Background:  Resistance development to the first HIV-1 fusion inhibitor enfuvirtide (ENF) in gp41 is being clarified. A pivotal ENF binding site in the N-terminal part of the heptad repeat (HR1) comprises important resistance mutations previously defined (ie, ³⁶GIVQQQNN⁴³). The HR1 domain interacts in a complex secondary and tertiary manner with HR1 and HR2 domains in the envelope trimeric structure. We wanted to identify compensatory mutations that had an impact on the fitness of primary ENF resistance mutations.

Methods:  We followed a group of HAART-experienced patients treated with the fusion inhibitor ENF as part of their HAART regimen. By sequencing of virus obtained from plasma we followed genotypic changes in HR1 and HR2 domains of gp41. Fusion competence of selected variants was investigated in a single round viral infectivity assay.
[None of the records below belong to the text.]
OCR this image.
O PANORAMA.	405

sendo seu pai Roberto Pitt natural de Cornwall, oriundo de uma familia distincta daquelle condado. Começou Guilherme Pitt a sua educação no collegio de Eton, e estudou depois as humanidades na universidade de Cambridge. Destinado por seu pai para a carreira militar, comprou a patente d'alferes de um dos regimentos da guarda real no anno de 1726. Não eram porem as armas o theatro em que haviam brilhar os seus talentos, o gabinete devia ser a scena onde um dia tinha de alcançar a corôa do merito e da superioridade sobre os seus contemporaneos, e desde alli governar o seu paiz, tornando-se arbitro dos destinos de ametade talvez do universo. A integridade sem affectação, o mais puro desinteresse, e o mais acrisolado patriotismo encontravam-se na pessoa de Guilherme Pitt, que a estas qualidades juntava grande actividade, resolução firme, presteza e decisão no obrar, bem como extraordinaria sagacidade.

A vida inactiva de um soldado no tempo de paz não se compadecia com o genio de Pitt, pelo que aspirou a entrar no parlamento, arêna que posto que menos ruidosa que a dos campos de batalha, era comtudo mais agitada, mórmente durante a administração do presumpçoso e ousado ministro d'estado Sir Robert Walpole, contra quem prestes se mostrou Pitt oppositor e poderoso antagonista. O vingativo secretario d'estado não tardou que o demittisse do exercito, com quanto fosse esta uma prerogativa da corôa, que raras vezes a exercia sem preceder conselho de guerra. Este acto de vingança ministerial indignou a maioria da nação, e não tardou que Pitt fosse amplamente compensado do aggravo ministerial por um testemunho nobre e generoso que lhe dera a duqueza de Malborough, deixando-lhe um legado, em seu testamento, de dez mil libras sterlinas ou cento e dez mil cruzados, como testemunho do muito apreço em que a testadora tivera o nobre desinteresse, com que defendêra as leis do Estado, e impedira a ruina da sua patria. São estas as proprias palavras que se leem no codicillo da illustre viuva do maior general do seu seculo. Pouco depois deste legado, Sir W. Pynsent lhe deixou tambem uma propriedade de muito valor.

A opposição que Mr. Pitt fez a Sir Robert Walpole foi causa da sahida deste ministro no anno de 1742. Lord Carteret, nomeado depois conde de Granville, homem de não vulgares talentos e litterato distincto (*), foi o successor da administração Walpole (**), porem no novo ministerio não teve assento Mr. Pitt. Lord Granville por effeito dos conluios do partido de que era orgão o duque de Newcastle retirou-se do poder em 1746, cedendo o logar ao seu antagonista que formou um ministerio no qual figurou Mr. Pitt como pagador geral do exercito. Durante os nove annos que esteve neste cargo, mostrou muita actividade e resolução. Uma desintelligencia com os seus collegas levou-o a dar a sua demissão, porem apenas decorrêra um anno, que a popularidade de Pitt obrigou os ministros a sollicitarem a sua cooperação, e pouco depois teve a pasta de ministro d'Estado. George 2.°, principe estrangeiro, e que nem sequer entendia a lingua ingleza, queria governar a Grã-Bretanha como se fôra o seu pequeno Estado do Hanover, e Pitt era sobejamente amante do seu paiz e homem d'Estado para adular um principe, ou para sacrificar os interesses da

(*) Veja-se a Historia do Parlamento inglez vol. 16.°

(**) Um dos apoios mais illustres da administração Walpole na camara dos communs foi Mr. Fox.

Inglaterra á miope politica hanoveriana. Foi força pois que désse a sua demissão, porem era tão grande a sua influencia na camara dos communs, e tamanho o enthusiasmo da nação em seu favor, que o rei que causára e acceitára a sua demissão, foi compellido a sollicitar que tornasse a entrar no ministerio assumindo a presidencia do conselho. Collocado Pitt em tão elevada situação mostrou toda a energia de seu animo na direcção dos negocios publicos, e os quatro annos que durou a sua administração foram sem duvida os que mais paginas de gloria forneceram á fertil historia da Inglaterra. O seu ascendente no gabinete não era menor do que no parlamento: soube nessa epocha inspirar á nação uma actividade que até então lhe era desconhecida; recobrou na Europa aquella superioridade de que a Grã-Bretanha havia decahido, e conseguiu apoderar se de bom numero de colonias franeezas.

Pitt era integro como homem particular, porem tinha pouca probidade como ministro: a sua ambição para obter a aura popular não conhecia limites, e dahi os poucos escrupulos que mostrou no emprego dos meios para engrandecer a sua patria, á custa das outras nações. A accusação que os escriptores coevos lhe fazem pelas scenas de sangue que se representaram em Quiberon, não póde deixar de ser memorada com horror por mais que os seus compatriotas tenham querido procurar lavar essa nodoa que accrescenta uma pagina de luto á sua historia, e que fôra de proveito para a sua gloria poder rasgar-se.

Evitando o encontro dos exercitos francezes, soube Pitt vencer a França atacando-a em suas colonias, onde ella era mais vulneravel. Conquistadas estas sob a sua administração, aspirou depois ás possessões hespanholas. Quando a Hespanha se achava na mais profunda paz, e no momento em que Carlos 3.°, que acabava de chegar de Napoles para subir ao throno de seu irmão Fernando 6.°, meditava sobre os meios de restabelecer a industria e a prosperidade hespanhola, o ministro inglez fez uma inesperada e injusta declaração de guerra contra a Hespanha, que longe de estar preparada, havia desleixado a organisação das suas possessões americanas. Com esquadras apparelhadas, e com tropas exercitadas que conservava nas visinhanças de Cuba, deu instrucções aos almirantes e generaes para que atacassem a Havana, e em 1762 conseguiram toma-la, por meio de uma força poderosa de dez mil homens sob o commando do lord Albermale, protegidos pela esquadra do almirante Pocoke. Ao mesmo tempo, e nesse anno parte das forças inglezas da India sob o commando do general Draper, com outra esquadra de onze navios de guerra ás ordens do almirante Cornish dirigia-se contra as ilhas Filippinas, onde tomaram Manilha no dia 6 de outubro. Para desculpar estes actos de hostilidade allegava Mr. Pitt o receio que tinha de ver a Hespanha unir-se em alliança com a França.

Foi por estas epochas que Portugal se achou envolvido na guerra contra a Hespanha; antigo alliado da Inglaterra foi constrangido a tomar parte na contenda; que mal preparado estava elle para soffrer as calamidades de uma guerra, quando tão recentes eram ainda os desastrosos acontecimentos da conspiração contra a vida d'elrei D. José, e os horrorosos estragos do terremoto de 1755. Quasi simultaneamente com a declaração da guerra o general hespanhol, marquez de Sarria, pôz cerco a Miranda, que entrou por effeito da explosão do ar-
Results:  The study confirmed the development of mutations in HR1 of primary importance in resistance development (N43D), but revealed an interesting compensatory mutation in HR2 (E137K) that either was present in the pre-treatment virus or developed during therapy. In a functional assay of viral envelope fusogenicity we found that the 43D genotype had a 1.4 log₁₀ decrease in infectivity which could be restored by introduction of 137K. Further studies of the 43D genotype strongly implied that the decreased fitness is a restriction at the membrane fusion step induced by the envelope. Of importance is that the 137K mutant in itself had a fusion capacity comparable to the wildtype. We investigated the prevalence of the 43D resistance mutation from 7 previously published ENF studies and found a significant increase of 43D when position 137 was polymorphic (ie, 137K/Q) compared with 137E (p = 0.014).

Conclusions:  Polymorphism at position 137 in HIV-1 gp41 is commonly observed in ENF-naďve patients. The 137K mutation increases the fitness of the 43D ENF-resistant genotype and the presence of 137K may therefore have a value for predicting the effect of ENF treatment.